BD : Dessine-moi un rêve à Ciudad Juarez

De leur séjour à Ciudad Juarez en octobre 2010, les dessinateurs de BD Edmond Beaudoin et Jean-Marc Troubet ont rapporté un carnet de voyage sous forme de bande dessinée.  "Viva la vida. Los sueños en Ciudad Juárez" témoigne de la vie quotidienne de ses habitants, de leur espoirs et surtout de leurs rêves.

 

A presque 70 ans, Edmond Beaudoin garde l'esprit d'un jeune baroudeur et surtout d'un homme libre. "Mes enfants sont grands maintenant, ils ont moins besoin de moi", concède-t-il. La Chine, l'Inde, le Chili, Cuba, le Québec, le Mexique, ce Provençal originaire de la région de Nice a parcouru bien des pays et exercé plusieurs métiers au cours d'une vie bien remplie. Comptable à Paris en 1968, professeur d'université au Québec quelques années plus tard, mais c'est en tant que dessinateur que l'homme s'est accompli. "Les opportunités se sont offertes à moi, puis j'ai suivi mon destin", raconte-t-il simplement.

Sa découverte du Mexique est assez récente. Grâce à quelques amis, l'artiste vit quelques mois dans une maison paradisiaque en 2010 située dans la campagne du Morelos. Imprégné du roman de l'auteur chilien Roberto Bolaño 2666 et sensible à la cause féministe, Edmond Beaudoin s'intéresse à Ciudad Juarez et "son enfer". Il décide alors de partir voir l'envers de son décor mexicain en octobre 2010, en compagnie d'un ami dessinateur Jean-Marc Troubet dit Troub's. " Partir à Ciudad Juarez, c'est quelque chose que l'on ne peut pas demander à sa petite amie" glisse-t-il avec un sourire.

 

"Offre-moi un rêve et je t'offre un dessin"

Ciudad Juarez traîne derrière elle une telle réputation de terreur et de violence que ses habitants ne sont jamais très enclins à se livrer aux journalistes souvent avides de sensationnel. "Dessiner dans la rue est beaucoup moins intrusif que de venir avec son appareil photo ou sa caméra, explique Edmond Beaudoin. Je disais simplement aux gens : "Offre-moi un rêve et je t'offre un dessin". Et souvent, je recevais un chaleureux abrazo. "

Au fil des rencontres, les enfants, les femmes, les curieux adoptent ces artistes français et livrent une facette de leur vie, une part de leur rêve.
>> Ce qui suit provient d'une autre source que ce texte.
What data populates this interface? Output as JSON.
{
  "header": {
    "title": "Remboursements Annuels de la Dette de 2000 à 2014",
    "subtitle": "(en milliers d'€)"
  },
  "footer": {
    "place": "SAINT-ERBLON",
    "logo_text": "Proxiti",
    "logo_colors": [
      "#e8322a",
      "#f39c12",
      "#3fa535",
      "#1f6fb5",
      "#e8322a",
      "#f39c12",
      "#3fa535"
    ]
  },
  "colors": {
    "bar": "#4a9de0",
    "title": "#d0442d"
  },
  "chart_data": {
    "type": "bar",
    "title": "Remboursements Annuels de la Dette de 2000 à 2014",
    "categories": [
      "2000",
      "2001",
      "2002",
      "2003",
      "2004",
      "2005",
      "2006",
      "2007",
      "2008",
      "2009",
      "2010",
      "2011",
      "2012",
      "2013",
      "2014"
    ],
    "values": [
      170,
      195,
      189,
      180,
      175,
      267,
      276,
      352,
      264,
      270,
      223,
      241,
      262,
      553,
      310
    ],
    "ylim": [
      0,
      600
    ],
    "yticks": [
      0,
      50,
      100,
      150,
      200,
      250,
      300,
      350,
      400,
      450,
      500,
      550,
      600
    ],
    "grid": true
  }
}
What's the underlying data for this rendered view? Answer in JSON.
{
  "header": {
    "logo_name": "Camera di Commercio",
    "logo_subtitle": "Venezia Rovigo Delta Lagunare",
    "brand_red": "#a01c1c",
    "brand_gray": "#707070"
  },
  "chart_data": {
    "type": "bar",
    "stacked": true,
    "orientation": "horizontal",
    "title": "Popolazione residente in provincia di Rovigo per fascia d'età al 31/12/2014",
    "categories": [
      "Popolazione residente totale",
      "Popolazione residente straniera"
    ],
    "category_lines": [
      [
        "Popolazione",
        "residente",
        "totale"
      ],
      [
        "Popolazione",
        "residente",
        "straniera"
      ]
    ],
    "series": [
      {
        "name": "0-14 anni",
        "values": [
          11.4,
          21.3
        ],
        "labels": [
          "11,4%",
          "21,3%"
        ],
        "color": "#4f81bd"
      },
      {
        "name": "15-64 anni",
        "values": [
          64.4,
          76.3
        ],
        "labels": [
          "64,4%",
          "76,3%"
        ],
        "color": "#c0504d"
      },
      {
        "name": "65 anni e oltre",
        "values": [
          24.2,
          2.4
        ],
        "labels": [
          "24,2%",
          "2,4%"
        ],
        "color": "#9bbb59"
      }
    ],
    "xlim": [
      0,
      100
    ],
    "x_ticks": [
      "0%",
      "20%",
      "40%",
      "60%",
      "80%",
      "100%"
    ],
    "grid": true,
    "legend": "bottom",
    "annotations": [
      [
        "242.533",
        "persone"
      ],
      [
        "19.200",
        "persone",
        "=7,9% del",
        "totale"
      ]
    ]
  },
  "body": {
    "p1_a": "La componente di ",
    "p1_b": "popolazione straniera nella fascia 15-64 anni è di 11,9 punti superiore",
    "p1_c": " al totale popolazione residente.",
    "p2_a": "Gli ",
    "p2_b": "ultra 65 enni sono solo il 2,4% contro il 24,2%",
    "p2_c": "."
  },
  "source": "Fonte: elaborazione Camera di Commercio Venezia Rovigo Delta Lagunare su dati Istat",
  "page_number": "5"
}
Fait assez exceptionnel, une responsable de maquiladora accepte même d'ouvrir les portes de son usine afin que les dessinateurs récoltent les rêves des ouvrières. Seule image manquante, celles des policiers qui patrouillent dans la ville. "Ils cachent leur visage sous des cagoules, pour ne pas être reconnu mais aussi pour ne pas se livrer au dessinateur..."

 

L'espoir d'un changement

Un rêve, c'est aussi un espoir. Depuis de son séjour à Ciudad Juarez, Edmond Beaudoin reste partagé sur le sentiment de la population. " Je crois que certains intellectuels, professeurs ou militants d'associations ont l'espoir que la situation puisse changer mais la plupart des habitants qui vivent un quotidien difficile ont un sentiment de fatalité."

Lors de la grande marche pour la paix du 5 au 8 mai initiée par le poète écrivain Javier Sicilia, les organisateurs ont déclaré : "Ciudad Juárez est considérée au niveau national comme un lieu emblématique qui représente la lutte infatigable contre les injustices et la douleur, et où l'espérance n'a jamais disparu. C'est dans cette ville touchée par tant de sang versé que doit se faire la signature du pacte citoyen (Pacto Ciudadano) le 11 juin prochain."

Le dessinateur Edmond Baudoin veut aussi croire à un espoir de changement à Ciudad Juarez et dans tout le pays. " La mort du fils du poète Javier Sicilia est peut-être la goutte de sang qui fait déborder le vase de l'exaspération..." conclut-il.